Tak tanggung-tanggung, sekitar 850 siswa siap bertarung memperebutkan gelar juara dalam 11 cabang mata lomba.
”Tahun ini ada tren positif, jumlah sekolah yang berpartisipasi meningkat, baik negeri maupun swasta. Saya berpesan kepada para kepala sekolah agar jangan hanya fokus pada hasil akhir. Hal terpenting adalah memberikan panggung bagi anak didik untuk berkompetisi di tingkat kabupaten,” tegas Miftah.

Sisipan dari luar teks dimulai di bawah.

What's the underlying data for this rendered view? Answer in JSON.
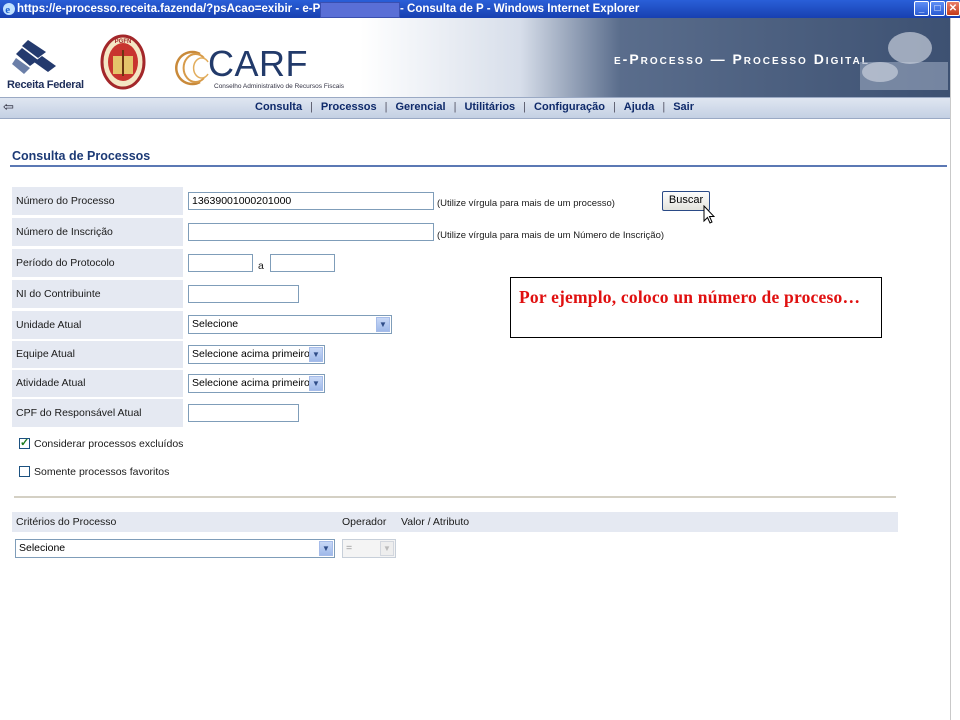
{
  "window": {
    "title_left": "https://e-processo.receita.fazenda/?psAcao=exibir - e-Processo -",
    "title_right": "- Consulta de P - Windows Internet Explorer",
    "minimize": "_",
    "maximize": "□",
    "close": "✕"
  },
  "header": {
    "receita_federal": "Receita Federal",
    "pgfn": "PGFN",
    "carf": "CARF",
    "carf_sub": "Conselho Administrativo de Recursos Fiscais",
    "eprocesso": "e-Processo  —  Processo Digital"
  },
  "nav": {
    "back": "⇦",
    "items": [
      "Consulta",
      "Processos",
      "Gerencial",
      "Utilitários",
      "Configuração",
      "Ajuda",
      "Sair"
    ],
    "separator": "|"
  },
  "page": {
    "title": "Consulta de Processos"
  },
  "form": {
    "numero_processo": {
      "label": "Número do Processo",
      "value": "13639001000201000",
      "hint": "(Utilize vírgula para mais de um processo)"
    },
    "numero_inscricao": {
      "label": "Número de Inscrição",
      "value": "",
      "hint": "(Utilize vírgula para mais de um Número de Inscrição)"
    },
    "periodo": {
      "label": "Período do Protocolo",
      "separator": "a",
      "from": "",
      "to": ""
    },
    "ni": {
      "label": "NI do Contribuinte",
      "value": ""
    },
    "unidade": {
      "label": "Unidade Atual",
      "selected": "Selecione"
    },
    "equipe": {
      "label": "Equipe Atual",
      "selected": "Selecione acima primeiro"
    },
    "atividade": {
      "label": "Atividade Atual",
      "selected": "Selecione acima primeiro"
    },
    "cpf": {
      "label": "CPF do Responsável Atual",
      "value": ""
    },
    "buscar": "Buscar",
    "chk_excluidos": {
      "label": "Considerar processos excluídos",
      "checked": true,
      "mark": "✓"
    },
    "chk_favoritos": {
      "label": "Somente processos favoritos",
      "checked": false
    }
  },
  "criteria": {
    "col_criterios": "Critérios do Processo",
    "col_operador": "Operador",
    "col_valor": "Valor / Atributo",
    "criterio_selected": "Selecione",
    "operador_selected": "="
  },
  "annotation": {
    "text": "Por ejemplo, coloco un número de proceso…",
    "color": "#e01010"
  }
}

Ia juga berharap, ajang ini menjadi batu loncatan bagi para siswa untuk menembus kancah provinsi hingga level nasional.
Dukungan Penuh Disdikbud

Menutup rangkaian pembukaan, Kepala Disdikbud Kabupaten Tasikmalaya, Wandi Herpiandi, memberikan apresiasi setinggi langit terhadap penyelenggaraan FLS3N kali ini.
Ia juga memastikan pemerintah daerah bakal terus mengawal kegiatan yang fokus pada pengembangan karakter dan potensi siswa.
”Kita harus memupuk potensi anak-anak sejak di bangku sekolah. Bakat mereka ini aset besar yang harus didorong oleh dinas pendidikan dan seluruh lapisan masyarakat,” tutur Wandi.
Lebih lanjut, Wandi berharap lewat ajang seperti ini, identitas budaya dan geliat kesenian di Kabupaten Tasikmalaya tetap lestari dan semakin berkembang pesat.